Bets ilegais movimentaram mais de R$ 1,4 bilhão e são alvo de operação em três estados
Operação Aposta Suja cumpre sete mandados de busca e apreensão no Rio de Janeiro, São Paulo e Bahia. Segundo o MPRJ, grupo usava sites sem autorização, impedia clientes de sacar dinheiro e lavava os valores com criptoativos e transferências para o exterior
Uma organização criminosa investigada por operar bets ilegais, aplicar golpes contra apostadores e lavar dinheiro é alvo da Operação Aposta Suja, deflagrada nesta quinta-feira (13) pelo Ministério Público do Rio de Janeiro (MPRJ). Ao todo, são cumpridos sete mandados de busca e apreensão nos estados do Rio de Janeiro, São Paulo e Bahia.
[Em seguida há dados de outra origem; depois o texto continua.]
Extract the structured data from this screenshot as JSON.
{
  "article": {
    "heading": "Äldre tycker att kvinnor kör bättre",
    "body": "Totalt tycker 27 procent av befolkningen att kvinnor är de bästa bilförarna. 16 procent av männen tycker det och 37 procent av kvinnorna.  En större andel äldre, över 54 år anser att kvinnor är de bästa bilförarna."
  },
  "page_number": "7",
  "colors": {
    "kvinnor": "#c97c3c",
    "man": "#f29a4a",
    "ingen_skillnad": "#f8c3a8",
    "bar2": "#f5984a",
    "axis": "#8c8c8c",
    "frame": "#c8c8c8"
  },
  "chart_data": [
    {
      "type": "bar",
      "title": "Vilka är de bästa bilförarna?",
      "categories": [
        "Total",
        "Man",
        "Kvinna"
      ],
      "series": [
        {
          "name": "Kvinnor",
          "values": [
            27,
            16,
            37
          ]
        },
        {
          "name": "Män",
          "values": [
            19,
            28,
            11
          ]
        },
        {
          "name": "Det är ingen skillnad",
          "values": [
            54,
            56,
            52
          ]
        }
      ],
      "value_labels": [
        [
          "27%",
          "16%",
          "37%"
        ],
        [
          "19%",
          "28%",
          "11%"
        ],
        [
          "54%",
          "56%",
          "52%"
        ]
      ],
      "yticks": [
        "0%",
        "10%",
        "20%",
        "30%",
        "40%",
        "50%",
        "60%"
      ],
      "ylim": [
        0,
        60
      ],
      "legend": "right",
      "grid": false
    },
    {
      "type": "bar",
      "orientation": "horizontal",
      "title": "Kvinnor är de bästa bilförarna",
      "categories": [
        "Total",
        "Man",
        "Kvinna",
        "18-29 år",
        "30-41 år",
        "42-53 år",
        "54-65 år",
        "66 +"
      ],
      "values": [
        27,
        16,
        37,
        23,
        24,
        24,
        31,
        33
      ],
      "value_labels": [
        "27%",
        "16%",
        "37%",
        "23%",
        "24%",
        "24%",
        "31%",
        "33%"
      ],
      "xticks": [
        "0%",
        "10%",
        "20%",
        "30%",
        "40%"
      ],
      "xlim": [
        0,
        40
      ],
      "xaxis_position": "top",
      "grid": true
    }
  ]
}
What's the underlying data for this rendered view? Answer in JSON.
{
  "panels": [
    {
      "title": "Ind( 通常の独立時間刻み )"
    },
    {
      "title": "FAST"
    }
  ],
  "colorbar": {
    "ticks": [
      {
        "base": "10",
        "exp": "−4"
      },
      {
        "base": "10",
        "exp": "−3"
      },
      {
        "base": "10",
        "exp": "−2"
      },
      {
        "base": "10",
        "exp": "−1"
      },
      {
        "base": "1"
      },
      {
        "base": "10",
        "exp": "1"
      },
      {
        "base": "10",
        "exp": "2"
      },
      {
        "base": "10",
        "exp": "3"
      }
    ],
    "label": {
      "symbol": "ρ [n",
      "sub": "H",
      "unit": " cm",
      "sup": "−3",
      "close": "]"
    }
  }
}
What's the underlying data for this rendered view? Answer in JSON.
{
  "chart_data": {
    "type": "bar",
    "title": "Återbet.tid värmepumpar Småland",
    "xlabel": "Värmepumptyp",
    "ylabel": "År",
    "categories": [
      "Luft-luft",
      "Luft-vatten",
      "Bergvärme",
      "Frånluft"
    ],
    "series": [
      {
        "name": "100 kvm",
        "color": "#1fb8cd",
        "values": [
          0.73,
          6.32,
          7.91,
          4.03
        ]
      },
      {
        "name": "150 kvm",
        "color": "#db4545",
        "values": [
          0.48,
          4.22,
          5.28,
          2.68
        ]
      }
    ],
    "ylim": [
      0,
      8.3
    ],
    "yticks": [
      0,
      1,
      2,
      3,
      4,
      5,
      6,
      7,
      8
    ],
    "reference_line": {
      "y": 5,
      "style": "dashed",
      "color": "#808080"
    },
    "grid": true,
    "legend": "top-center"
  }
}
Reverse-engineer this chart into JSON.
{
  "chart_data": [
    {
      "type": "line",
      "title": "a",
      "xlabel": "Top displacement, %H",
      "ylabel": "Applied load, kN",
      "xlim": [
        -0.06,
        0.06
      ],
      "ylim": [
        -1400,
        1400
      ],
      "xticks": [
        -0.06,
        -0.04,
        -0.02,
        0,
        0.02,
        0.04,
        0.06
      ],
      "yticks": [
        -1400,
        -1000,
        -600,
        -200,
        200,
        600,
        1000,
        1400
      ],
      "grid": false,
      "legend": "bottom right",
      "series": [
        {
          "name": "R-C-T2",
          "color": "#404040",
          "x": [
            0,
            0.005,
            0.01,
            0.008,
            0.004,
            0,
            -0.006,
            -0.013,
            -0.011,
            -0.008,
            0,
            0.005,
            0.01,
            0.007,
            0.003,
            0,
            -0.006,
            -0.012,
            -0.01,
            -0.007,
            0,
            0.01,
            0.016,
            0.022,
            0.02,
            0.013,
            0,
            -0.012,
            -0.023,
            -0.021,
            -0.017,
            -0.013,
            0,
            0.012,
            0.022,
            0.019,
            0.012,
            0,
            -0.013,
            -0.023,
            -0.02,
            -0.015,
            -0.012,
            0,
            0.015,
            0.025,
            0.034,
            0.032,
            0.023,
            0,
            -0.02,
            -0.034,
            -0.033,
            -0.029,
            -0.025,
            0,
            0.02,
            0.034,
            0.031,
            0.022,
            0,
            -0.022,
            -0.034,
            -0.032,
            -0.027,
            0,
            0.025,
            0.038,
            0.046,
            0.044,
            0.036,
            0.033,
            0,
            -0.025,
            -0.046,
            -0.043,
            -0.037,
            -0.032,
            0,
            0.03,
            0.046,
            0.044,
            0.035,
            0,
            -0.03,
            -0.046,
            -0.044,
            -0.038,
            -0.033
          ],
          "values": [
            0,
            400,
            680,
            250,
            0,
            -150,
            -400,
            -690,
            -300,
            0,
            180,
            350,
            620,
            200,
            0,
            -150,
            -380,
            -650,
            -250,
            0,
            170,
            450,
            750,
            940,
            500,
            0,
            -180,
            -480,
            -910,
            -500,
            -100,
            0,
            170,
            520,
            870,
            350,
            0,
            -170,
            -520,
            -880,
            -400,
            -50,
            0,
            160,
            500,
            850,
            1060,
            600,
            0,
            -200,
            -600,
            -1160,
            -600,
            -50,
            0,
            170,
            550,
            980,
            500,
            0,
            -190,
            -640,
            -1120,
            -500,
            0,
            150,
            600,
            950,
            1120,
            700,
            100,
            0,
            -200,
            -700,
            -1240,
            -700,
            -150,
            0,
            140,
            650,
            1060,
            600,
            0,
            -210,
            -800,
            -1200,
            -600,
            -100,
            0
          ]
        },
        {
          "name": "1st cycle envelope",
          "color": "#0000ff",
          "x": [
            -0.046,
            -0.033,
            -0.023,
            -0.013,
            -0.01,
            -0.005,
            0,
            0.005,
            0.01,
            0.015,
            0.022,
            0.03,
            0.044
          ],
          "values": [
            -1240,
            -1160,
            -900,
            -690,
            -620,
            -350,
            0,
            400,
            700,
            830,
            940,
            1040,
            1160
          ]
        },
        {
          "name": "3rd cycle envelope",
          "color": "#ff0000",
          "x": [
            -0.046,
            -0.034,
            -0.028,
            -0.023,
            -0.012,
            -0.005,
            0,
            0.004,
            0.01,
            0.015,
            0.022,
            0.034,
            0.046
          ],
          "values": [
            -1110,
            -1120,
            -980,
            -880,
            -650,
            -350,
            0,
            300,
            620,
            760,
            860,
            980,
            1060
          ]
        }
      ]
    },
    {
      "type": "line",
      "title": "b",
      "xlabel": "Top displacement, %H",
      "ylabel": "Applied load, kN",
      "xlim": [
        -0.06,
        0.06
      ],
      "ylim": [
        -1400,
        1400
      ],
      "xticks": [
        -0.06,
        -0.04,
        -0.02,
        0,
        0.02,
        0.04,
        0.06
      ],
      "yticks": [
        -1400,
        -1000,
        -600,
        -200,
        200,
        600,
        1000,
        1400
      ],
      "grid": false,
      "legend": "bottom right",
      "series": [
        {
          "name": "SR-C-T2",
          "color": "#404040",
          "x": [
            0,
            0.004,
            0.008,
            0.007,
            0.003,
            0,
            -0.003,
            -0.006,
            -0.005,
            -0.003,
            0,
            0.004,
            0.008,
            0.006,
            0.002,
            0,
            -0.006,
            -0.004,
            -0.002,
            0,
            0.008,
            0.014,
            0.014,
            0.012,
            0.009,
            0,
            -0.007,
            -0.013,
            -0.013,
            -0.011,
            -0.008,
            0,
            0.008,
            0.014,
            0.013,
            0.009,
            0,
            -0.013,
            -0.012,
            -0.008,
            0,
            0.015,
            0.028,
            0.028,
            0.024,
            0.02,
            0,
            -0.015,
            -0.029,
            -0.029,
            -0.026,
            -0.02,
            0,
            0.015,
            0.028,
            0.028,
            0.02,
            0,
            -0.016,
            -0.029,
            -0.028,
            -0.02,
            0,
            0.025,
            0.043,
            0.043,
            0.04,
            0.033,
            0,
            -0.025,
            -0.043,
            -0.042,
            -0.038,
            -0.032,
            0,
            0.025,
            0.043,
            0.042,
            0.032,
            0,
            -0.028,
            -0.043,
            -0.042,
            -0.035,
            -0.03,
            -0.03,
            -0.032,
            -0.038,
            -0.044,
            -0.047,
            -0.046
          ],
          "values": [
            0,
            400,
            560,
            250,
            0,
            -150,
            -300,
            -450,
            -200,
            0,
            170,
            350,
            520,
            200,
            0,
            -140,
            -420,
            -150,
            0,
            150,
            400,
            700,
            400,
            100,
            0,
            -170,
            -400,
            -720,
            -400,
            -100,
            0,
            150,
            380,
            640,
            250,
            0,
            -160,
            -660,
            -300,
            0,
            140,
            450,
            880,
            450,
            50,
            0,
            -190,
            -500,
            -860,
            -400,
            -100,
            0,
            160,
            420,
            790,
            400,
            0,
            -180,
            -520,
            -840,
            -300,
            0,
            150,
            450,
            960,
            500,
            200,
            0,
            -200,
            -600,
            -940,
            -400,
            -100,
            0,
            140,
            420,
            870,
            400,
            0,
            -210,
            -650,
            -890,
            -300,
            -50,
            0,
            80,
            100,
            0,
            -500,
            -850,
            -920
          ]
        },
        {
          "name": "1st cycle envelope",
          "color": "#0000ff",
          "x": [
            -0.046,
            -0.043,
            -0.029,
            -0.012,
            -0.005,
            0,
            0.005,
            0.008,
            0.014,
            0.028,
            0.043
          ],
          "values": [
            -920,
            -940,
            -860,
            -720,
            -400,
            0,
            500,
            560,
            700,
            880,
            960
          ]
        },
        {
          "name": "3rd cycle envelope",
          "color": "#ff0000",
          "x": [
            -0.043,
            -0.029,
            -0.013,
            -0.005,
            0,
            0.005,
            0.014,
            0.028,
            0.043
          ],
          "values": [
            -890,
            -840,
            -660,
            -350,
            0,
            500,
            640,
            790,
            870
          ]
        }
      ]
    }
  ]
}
Segundo o MPRJ, o grupo investigado operava diversos sites de apostas online sem a autorização necessária do Ministério da Fazenda. Entre as plataformas citadas na investigação estão FuriaBet, Galera da Bet, VouDe, Alfa Games, PixBR, Pix da Sorte, Jogada Certa, AposteiBet, GoathBet e BravaBet.
Além de explorar o mercado de apostas de forma irregular, os investigadores apontam que as plataformas eram utilizadas para aplicar golpes contra os próprios clientes. De acordo com a apuração, usuários conseguiam depositar dinheiro nas contas das bets, mas encontravam dificuldades ou eram impedidos de sacar os valores disponíveis.
Na prática, segundo a investigação, o esquema funcionava em etapas. Primeiro, as plataformas atraíam os consumidores e recebiam os depósitos feitos pelos apostadores. Os valores eram então direcionados para empresas apontadas como de fachada. Depois, o dinheiro passava por diferentes operações para dificultar o rastreamento de sua origem.
A investigação é conduzida pelo Núcleo de Combate aos Crimes Cibernéticos do Grupo de Atuação Especializada de Combate ao Crime Organizado (CyberGAECO/MPRJ), com apoio da Coordenadoria de Segurança e Inteligência (CSI/MPRJ). A ação também conta com a participação do CyberGAECO de São Paulo e do GAECO da Bahia, além da Secretaria de Prêmios e Apostas (SPA) do Ministério da Fazenda, que colaborou com as apurações.
Investigação aponta movimentação de R$ 1,4 bilhão
Um dos principais elementos que dimensionam o tamanho do esquema é um Relatório de Inteligência Financeira do Conselho de Controle de Atividades Financeiras (Coaf). O documento reúne mais de 800 comunicações de operações suspeitas realizadas entre 2022 e 2026 e identificou movimentações superiores a R$ 1,4 bilhão relacionadas às empresas e pessoas investigadas.
Mais de R$ 100 milhões desse montante foram movimentados, isoladamente, por uma das empresas apontadas como integrante do esquema.
Segundo o MPRJ, depois de receber os recursos dos usuários, a organização utilizava diferentes mecanismos para ocultar a origem do dinheiro. Entre eles estavam a conversão dos valores em criptoativos, a divisão das quantias em múltiplas contas e o envio de recursos para o exterior.
O objetivo, segundo os investigadores, era dificultar a identificação do caminho percorrido pelo dinheiro e posteriormente reintroduzir os valores na economia formal. Esse processo é característico da lavagem de dinheiro, quando recursos de origem ilícita passam por uma série de transações para tentar esconder sua procedência e dar aparência de legalidade ao patrimônio.
Durante as diligências, os agentes buscam documentos, equipamentos eletrônicos e outros elementos que possam ajudar a esclarecer o funcionamento da estrutura e a participação de cada investigado.
Bets investigadas consideradas ilegais
As bets são plataformas de apostas online que passaram a fazer parte de um mercado regulado no Brasil. Para funcionar legalmente, as empresas precisam cumprir as regras estabelecidas pelo governo federal e obter a autorização necessária para operar.
No caso investigado na Operação Aposta Suja, o MPRJ afirma que as plataformas apontadas atuavam sem a autorização exigida. A suspeita, porém, vai além da irregularidade na exploração das apostas: os investigadores apuram também a utilização dos sites para reter o dinheiro dos clientes, movimentar recursos por empresas de fachada e lavar valores por meio de operações financeiras e criptoativos.
A operação desta quinta-feira ainda está em andamento. Os investigados são alvo de uma apuração criminal, e a responsabilidade de cada um pelos crimes investigados deverá ser definida pela Justiça ao longo do processo.